3) Why does CPU utilization look lower with SMT on?

Because utilization is reported per logical CPU. Two siblings at 50% can still mean the physical core is fully contested.
Use run queue, IPC, and latency metrics to interpret “headroom.”

4) Can I keep SMT on but get predictable latency?

Sometimes. The play is isolation: pin critical workloads to physical cores and keep noisy neighbors off sibling threads.
Also keep IRQs away from those cores. This is harder than “SMT off,” but it preserves throughput for other tiers.

5) What’s the fastest way to see SMT sibling pairs on Linux?

Read /sys/devices/system/cpu/cpu*/topology/thread_siblings_list. It’s authoritative for how the kernel sees sibling groups.

6) Does SMT increase security risk?

SMT can increase exposure to certain cross-thread side-channel attacks because two threads share core resources. Many orgs
handle this by disabling SMT for multi-tenant or high-risk workloads, while keeping it for dedicated hosts with mitigations.

7) In Kubernetes, why do “Guaranteed” pods still contend?

Because “Guaranteed” usually means you get dedicated logical CPUs, not necessarily dedicated physical cores.
If another workload lands on the sibling, you still share the core. Use static CPU Manager and topology-aware allocation.

8) How do I decide between “SMT off” and “pinning/isolating”?

If you have the operational maturity to enforce pinning and monitor drift, isolation is often better for mixed fleets.
If you need simple, robust predictability for a dedicated tier, SMT off is a clean policy.

9) Why did enabling SMT increase context switches?

More logical CPUs can increase scheduling opportunities and migration patterns, especially if you also increased worker
counts. Often the fix is fewer threads, better affinity, and avoiding oversubscription.

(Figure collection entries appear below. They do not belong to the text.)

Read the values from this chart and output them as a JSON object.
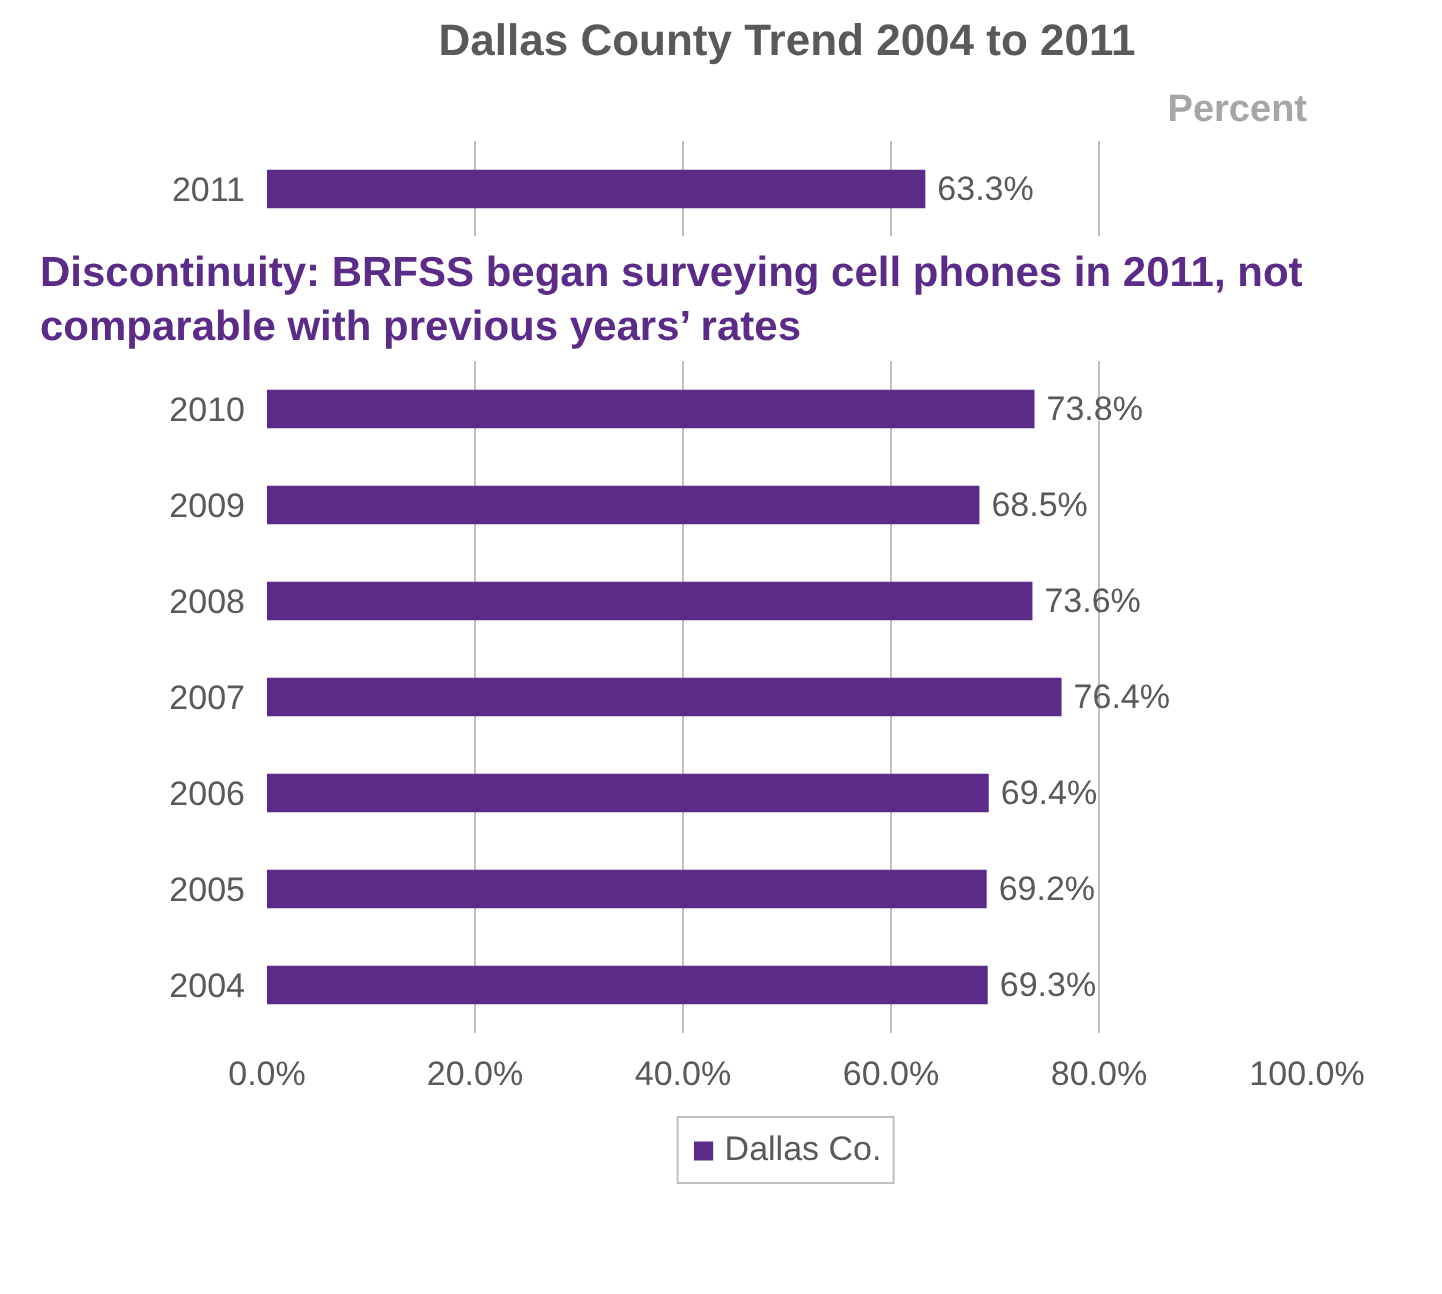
{
  "chart_data": {
    "type": "bar",
    "orientation": "horizontal",
    "title": "Dallas County Trend 2004 to 2011",
    "xlabel": "Percent",
    "categories": [
      "2011",
      null,
      "2010",
      "2009",
      "2008",
      "2007",
      "2006",
      "2005",
      "2004"
    ],
    "series": [
      {
        "name": "Dallas Co.",
        "color": "#5b2c87",
        "values": [
          63.3,
          null,
          73.8,
          68.5,
          73.6,
          76.4,
          69.4,
          69.2,
          69.3
        ],
        "value_labels": [
          "63.3%",
          null,
          "73.8%",
          "68.5%",
          "73.6%",
          "76.4%",
          "69.4%",
          "69.2%",
          "69.3%"
        ]
      }
    ],
    "xlim": [
      0,
      100
    ],
    "xticks": [
      {
        "value": 0,
        "label": "0.0%"
      },
      {
        "value": 20,
        "label": "20.0%"
      },
      {
        "value": 40,
        "label": "40.0%"
      },
      {
        "value": 60,
        "label": "60.0%"
      },
      {
        "value": 80,
        "label": "80.0%"
      },
      {
        "value": 100,
        "label": "100.0%"
      }
    ],
    "annotations": [
      "Discontinuity:  BRFSS began surveying cell phones in 2011, not comparable with previous years’ rates"
    ],
    "grid": "x",
    "legend": "bottom"
  }
}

Conclusion: what to do Monday morning

AMD SMT stopped being an “Intel-ish feature” the moment EPYC became a serious production default. Treat it like a platform
policy, not a BIOS trivia question. SMT can buy you throughput, but it will happily charge you in tail latency if you let
heavy threads pile onto siblings.

Next steps that actually move the needle:

Inventory your fleet: SMT state, cores/sockets, NUMA layout. Make “physical vs logical CPU” explicit in dashboards.
Pick one latency-critical service and run a controlled SMT-on vs SMT-off experiment with identical load.
If SMT stays on, enforce sibling hygiene: pinning, CPU sets, and IRQ affinity that respects physical cores.
Write the policy down: which node classes are SMT-on, which are SMT-off, and what acceptance gates decide changes.

If you take only one idea: SMT is not about winning benchmarks. It’s about choosing where you want contention to happen—and then enforcing that choice.